After early year slump, crude oil returns to profit
Mar 14 2018
Oil markets edged up on Monday, thanks to a drop in the number of U.S. rigs drilling for more production, easing concern about oversupply.
Futures fell 1.1%, and April futures slipped below May contracts.
The split is driven by differing views over whether $70 a barrel would send USA shale companies into a production frenzy that could cause prices to crash.
Broader markets were roiled by U.S. President Donald Trump's decision to go ahead with tariffs in imported steel and aluminum, sparking fears of a trade war.
Official weekly US crude oil production and inventory figures are due to be published by the Energy Information Administration (EIA) later on Wednesday.

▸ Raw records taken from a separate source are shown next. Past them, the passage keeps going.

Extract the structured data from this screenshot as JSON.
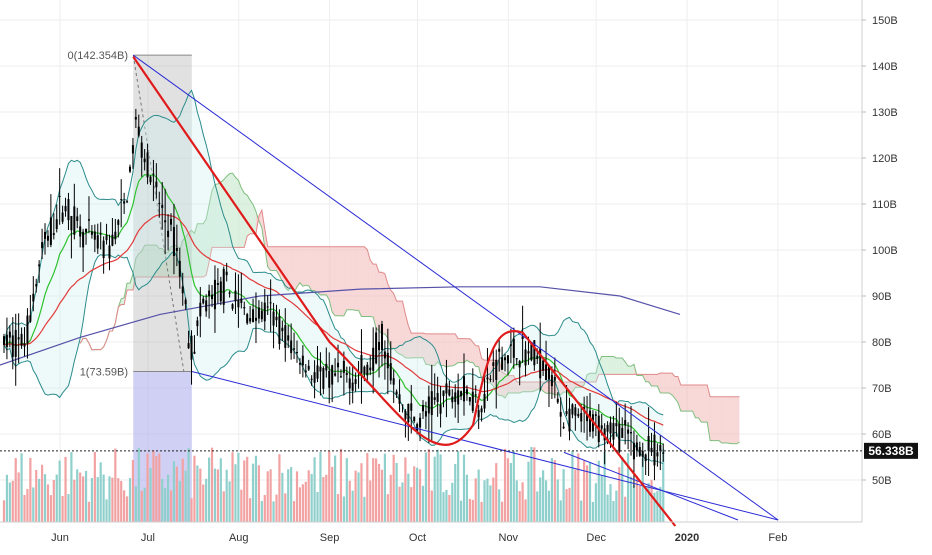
{
  "chart_data": {
    "type": "candlestick",
    "title": "",
    "xlabel": "",
    "ylabel": "",
    "x_ticks": [
      "Jun",
      "Jul",
      "Aug",
      "Sep",
      "Oct",
      "Nov",
      "Dec",
      "2020",
      "Feb"
    ],
    "y_ticks": [
      "50B",
      "60B",
      "70B",
      "80B",
      "90B",
      "100B",
      "110B",
      "120B",
      "130B",
      "140B",
      "150B"
    ],
    "ylim": [
      40,
      154
    ],
    "current_price_label": "56.338B",
    "current_price": 56.338,
    "fib_labels": [
      {
        "text": "0(142.354B)",
        "value": 142.354
      },
      {
        "text": "1(73.59B)",
        "value": 73.59
      }
    ],
    "grid": true,
    "colors": {
      "candle": "#000000",
      "wedge_lines": "#2b2bd6",
      "curve": "#e01b1b",
      "ema_fast": "#2ec22e",
      "ema_slow": "#e23b3b",
      "ma_long": "#5552a8",
      "bollinger": "#2c8c8c",
      "cloud_bear": "#f3b6b6",
      "cloud_bull": "#bfe6c4",
      "volume_up": "#8fd0cc",
      "volume_down": "#f2a2a2",
      "fib_box": "#b9b9b9",
      "fib_box_low": "#b0b0ee"
    },
    "price_path": [
      {
        "date": "2019-05-20",
        "value": 80
      },
      {
        "date": "2019-05-26",
        "value": 100
      },
      {
        "date": "2019-06-02",
        "value": 110
      },
      {
        "date": "2019-06-10",
        "value": 103
      },
      {
        "date": "2019-06-18",
        "value": 100
      },
      {
        "date": "2019-06-24",
        "value": 112
      },
      {
        "date": "2019-06-27",
        "value": 128
      },
      {
        "date": "2019-07-01",
        "value": 118
      },
      {
        "date": "2019-07-06",
        "value": 108
      },
      {
        "date": "2019-07-11",
        "value": 100
      },
      {
        "date": "2019-07-16",
        "value": 78
      },
      {
        "date": "2019-07-20",
        "value": 88
      },
      {
        "date": "2019-07-27",
        "value": 92
      },
      {
        "date": "2019-08-04",
        "value": 86
      },
      {
        "date": "2019-08-12",
        "value": 86
      },
      {
        "date": "2019-08-20",
        "value": 78
      },
      {
        "date": "2019-08-28",
        "value": 72
      },
      {
        "date": "2019-09-06",
        "value": 72
      },
      {
        "date": "2019-09-14",
        "value": 74
      },
      {
        "date": "2019-09-19",
        "value": 82
      },
      {
        "date": "2019-09-24",
        "value": 68
      },
      {
        "date": "2019-10-01",
        "value": 62
      },
      {
        "date": "2019-10-07",
        "value": 67
      },
      {
        "date": "2019-10-15",
        "value": 70
      },
      {
        "date": "2019-10-23",
        "value": 67
      },
      {
        "date": "2019-10-28",
        "value": 76
      },
      {
        "date": "2019-11-05",
        "value": 78
      },
      {
        "date": "2019-11-10",
        "value": 77
      },
      {
        "date": "2019-11-15",
        "value": 74
      },
      {
        "date": "2019-11-20",
        "value": 63
      },
      {
        "date": "2019-11-26",
        "value": 63
      },
      {
        "date": "2019-12-03",
        "value": 62
      },
      {
        "date": "2019-12-10",
        "value": 60
      },
      {
        "date": "2019-12-17",
        "value": 56
      },
      {
        "date": "2019-12-24",
        "value": 56
      }
    ]
  }
}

"There is a good chance you will get a new all time record in production", Bob Yawger, director of futures division at Mizuho Securities, said in a phone interview.
As crisis-stricken Venezuela is struggling with a steep decline in its oil production, India's average oil imports from the Latin American OPEC member have slumped over the last few months to their lowest level since 2012, Reuters reported on Tuesday, quoting industry and shipping sources.
Opec and a group of other producers led by Russian Federation have been withholding production since the start of 2017 to prop up prices.
Futures in NY were little changed after surging 3.2 percent Friday. The spread between the first two contracts settled at minus 4 cents, the first time it closed at a discount since January 22.
Brent crude futures were at $65.58 a barrel, up 9c or 0.1% from their previous close. The global benchmark traded at a $3.60 premium to May WTI. The Permian basin is seen leading the way with an 80,000/bbl increase.
That expected increase would top the 105,000 bpd climb in March from the previous month, to what was then expected to be a record high of 6.82 million bpd, the EIA said.
The EIA is due to publish its latest weekly US production data on Wednesday.
Support on Wednesday came from a report that USA crude inventories are not rising as much as expected during the spring season that is starting, implying healthy demand. Workers at Libya's Zawiya oil-export terminal started a strike on Monday over delayed salary payments, according to people with knowledge of the matter.